Between the years 2000-2002, the General Accounting Office of the federal government identified 144 fake insurers nationwide that sold bogus health insurance to more than 200,000 policyholders, resulting in more than $252 million in unpaid claims. Similarly, there are many fake companies selling auto, homeowners, renters, life, disability, prescription drug and long-term care policies.
Legitimate companies that are not licensed by the state to sell insurance might lead consumers to think they are selling “insurance” while evading state insurance regulations. For example, a company selling a health discount plan might call the plan insurance when it is actually an unregulated, non-insurance product.
Employees of legitimate insurance companies can also deceive consumers for personal gain. For instance, an unscrupulous agent could collect premiums from a customer without delivering the insurance policy to the company. The insurance company could cancel or refuse to renew the policy. Signs of fraud with reputable companies include the failure to receive an insurance identification card or a copy of your policy in a timely manner.

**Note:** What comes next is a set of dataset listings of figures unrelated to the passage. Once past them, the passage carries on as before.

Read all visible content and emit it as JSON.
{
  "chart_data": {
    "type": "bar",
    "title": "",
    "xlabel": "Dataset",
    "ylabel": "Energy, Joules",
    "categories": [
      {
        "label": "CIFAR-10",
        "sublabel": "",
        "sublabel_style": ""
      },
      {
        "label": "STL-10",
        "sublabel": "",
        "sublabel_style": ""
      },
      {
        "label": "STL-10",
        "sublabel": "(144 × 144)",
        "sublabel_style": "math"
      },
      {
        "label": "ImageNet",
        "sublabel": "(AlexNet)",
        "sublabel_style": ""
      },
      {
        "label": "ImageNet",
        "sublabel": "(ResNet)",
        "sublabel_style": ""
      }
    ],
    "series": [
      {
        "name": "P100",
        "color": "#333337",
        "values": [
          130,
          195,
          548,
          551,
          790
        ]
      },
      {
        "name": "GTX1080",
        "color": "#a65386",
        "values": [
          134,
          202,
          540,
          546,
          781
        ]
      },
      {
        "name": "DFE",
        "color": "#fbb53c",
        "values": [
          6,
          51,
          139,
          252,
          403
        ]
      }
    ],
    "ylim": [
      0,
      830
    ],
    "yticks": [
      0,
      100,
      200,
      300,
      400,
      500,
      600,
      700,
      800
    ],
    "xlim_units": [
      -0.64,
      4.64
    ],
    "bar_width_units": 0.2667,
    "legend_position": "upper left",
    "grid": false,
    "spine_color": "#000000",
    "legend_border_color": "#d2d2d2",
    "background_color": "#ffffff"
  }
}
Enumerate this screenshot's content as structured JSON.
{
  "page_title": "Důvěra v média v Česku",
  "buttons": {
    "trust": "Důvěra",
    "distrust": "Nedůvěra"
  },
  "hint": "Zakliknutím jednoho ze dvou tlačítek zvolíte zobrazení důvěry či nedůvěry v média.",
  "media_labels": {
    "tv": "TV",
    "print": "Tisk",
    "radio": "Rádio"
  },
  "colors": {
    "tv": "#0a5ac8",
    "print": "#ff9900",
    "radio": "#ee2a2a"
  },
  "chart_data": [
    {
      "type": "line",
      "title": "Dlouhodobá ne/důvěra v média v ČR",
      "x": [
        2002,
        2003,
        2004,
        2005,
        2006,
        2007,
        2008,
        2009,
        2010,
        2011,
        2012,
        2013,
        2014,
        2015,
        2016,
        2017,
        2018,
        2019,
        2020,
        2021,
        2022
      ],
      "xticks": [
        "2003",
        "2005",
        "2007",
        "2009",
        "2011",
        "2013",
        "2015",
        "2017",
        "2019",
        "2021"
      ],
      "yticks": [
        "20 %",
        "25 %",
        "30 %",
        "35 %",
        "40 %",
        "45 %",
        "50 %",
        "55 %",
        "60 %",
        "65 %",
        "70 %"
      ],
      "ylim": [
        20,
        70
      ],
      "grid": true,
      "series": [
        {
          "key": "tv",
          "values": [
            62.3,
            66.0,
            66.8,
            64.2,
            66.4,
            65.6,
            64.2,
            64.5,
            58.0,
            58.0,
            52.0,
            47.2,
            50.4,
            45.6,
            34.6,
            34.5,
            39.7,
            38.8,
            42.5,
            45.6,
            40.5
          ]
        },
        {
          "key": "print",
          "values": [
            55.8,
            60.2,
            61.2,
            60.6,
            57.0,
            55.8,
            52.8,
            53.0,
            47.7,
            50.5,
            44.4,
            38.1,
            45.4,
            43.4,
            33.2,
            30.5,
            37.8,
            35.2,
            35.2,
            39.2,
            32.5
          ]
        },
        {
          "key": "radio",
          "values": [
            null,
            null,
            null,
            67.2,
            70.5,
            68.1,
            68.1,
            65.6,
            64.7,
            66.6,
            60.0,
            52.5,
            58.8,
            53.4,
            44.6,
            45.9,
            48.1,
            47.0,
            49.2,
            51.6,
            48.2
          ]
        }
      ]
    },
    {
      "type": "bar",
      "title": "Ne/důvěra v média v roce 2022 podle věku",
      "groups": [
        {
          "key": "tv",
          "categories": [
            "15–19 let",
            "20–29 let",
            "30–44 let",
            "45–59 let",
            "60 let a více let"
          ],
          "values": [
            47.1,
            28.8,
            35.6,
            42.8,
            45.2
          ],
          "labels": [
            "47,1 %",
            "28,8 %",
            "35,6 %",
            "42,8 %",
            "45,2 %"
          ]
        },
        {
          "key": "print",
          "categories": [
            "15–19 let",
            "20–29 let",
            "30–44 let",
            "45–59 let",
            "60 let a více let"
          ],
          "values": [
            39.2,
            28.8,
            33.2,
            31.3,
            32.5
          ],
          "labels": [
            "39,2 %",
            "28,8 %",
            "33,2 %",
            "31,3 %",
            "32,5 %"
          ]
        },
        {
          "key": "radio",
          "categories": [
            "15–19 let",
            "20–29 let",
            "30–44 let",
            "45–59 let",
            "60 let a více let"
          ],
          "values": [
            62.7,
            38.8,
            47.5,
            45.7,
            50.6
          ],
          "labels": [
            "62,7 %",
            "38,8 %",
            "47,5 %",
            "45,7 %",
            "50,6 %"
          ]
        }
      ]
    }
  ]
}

Consumers can also be guilty of insurance fraud. Deliberate attempts to stage an accident, injury, theft, arson or other type of loss that would be covered under an insurance policy; exaggerating a legitimate claim; and/or knowingly omitting or providing false information on an application are all examples of insurance fraud.
Consumers should be on the lookout for the following warning signs, as they may indicate that an insurance company is fake:
Before signing an application for an insurance policy or writing a check to an insurance company, consumers should stop and take the time to confirm that the company they are about to do business with is legitimate. Their state insurance department – easily reached by phone – can quickly verify whether an insurance company exists and is authorized to sell insurance in their state. The NAIC’s “Fight Fake Insurance” program seeks to protect consumers from insurance fraud by encouraging them to Stop. Call. Confirm. before buying coverage.
Consumers should call their state insurance department if they suspect illegal activity or if they have questions before purchasing an insurance policy. To deal with specific issues involving criminal activity, many state insurance departments have antifraud and criminal investigators, who work closely with federal, state and local law enforcement officials to prosecute insurance fraud.
Fighting fraud is an important aspect of state regulation. To help fight the growing problem of insurance fraud, the NAIC created a uniform fraud reporting system through which consumers and insurance departments can electronically report suspected fraud to the appropriate insurance department. In 2010, state fraud bureaus received more than 132,000 case referrals from insurance companies, consumers and other law enforcement agencies. About 45,000 cases were opened for investigation resulting into more than 4,200 arrests and 2,000 civil actions. In addition, the NAIC maintains the Special Activities Database (SAD) to capture market activities and legal actions involving entities engaged in the business of insurance.
The NAIC Antifraud (D) Task Force monitors all aspects of antifraud activities. The Task Force mission is to serve the public interest by assisting the state insurance supervisory officials, individually and collectively, to promote the public interest through the detection, monitoring and appropriate referral for investigation of insurance crime, both by and against consumers.